Dr. Tong Zhang is a distinguished professor of Computer Science at the University of Illinois Urbana-Champaign, where he leads pioneering research in machine learning and artificial intelligence. Previously, he served as a professor at the Hong Kong University of Science and Technology and held significant research positions at major technology companies including Tencent, Baidu, Yahoo, and IBM. He earned his Ph.D. in Computer Science from Stanford University following his M.S. in Computer Science from the same institution and his M.A. in Computer Science and Mathematics from Cornell University. Dr. Zhang's distinguished career bridges academic excellence and industry innovation, establishing him as a leading authority in theoretical and applied machine learning.
Dr. Zhang's seminal research focuses on machine learning algorithms and theory, with particular emphasis on statistical methods for big data and their practical implementations. His recent contributions include groundbreaking work on large language models, notably the development of R-Tuning for instructing LLMs to recognize knowledge limitations and LM-Infinite for zero-shot extreme length generalization, both recognized with Outstanding Paper Awards at NAACL 2024. These innovations have positioned him at the forefront of efforts to enhance the safety, reliability, and capability of foundation models in artificial intelligence. His scholarly impact is evidenced by his status as a fellow of the American Statistical Association, IEEE, and Institute of Mathematical Statistics, alongside editorial service for leading machine learning journals and conferences.

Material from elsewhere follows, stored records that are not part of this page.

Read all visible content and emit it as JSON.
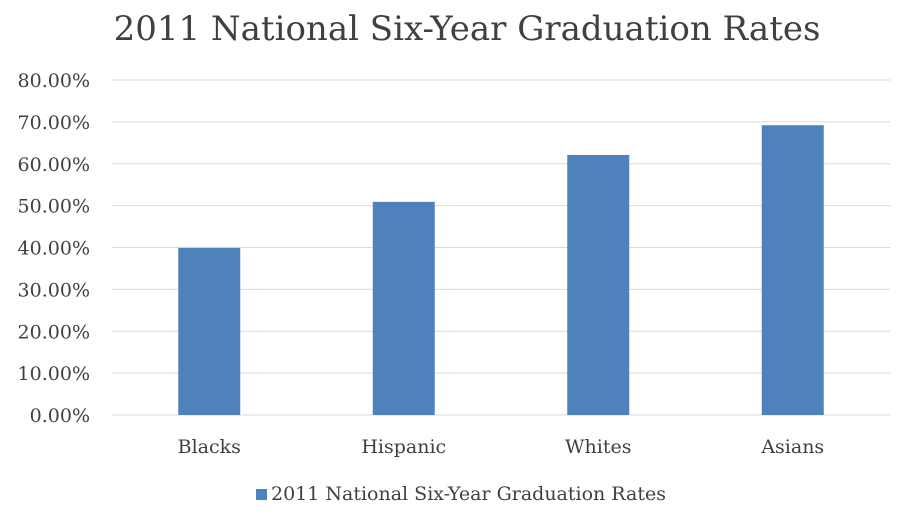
{
  "chart_data": {
    "type": "bar",
    "title": "2011 National Six-Year Graduation Rates",
    "categories": [
      "Blacks",
      "Hispanic",
      "Whites",
      "Asians"
    ],
    "series": [
      {
        "name": "2011 National Six-Year Graduation Rates",
        "values": [
          0.399,
          0.509,
          0.621,
          0.692
        ]
      }
    ],
    "ylim": [
      0,
      0.8
    ],
    "yticks": [
      "0.00%",
      "10.00%",
      "20.00%",
      "30.00%",
      "40.00%",
      "50.00%",
      "60.00%",
      "70.00%",
      "80.00%"
    ],
    "grid": true,
    "legend_position": "bottom",
    "bar_color": "#4F81BD",
    "grid_color": "#D9D9D9"
  }
}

As an influential educator, Dr. Zhang teaches advanced courses including Machine Learning, Deep Learning Theory, and specialized topics on ML Algorithms for Large Language Models, shaping the next generation of AI researchers through rigorous theoretical instruction. He actively explores the evolving relationship between humans and AI systems, frequently discussing the next decade of human-machine collaboration with thought leadership that bridges academic research and industry applications. His laboratory continues to address fundamental challenges in machine learning while anticipating future directions for trustworthy artificial intelligence systems, with ongoing research focusing on improving the safety of LLM foundation models. Dr. Zhang maintains an active research agenda that continues to set standards for theoretical rigor and practical impact in the rapidly evolving field of artificial intelligence.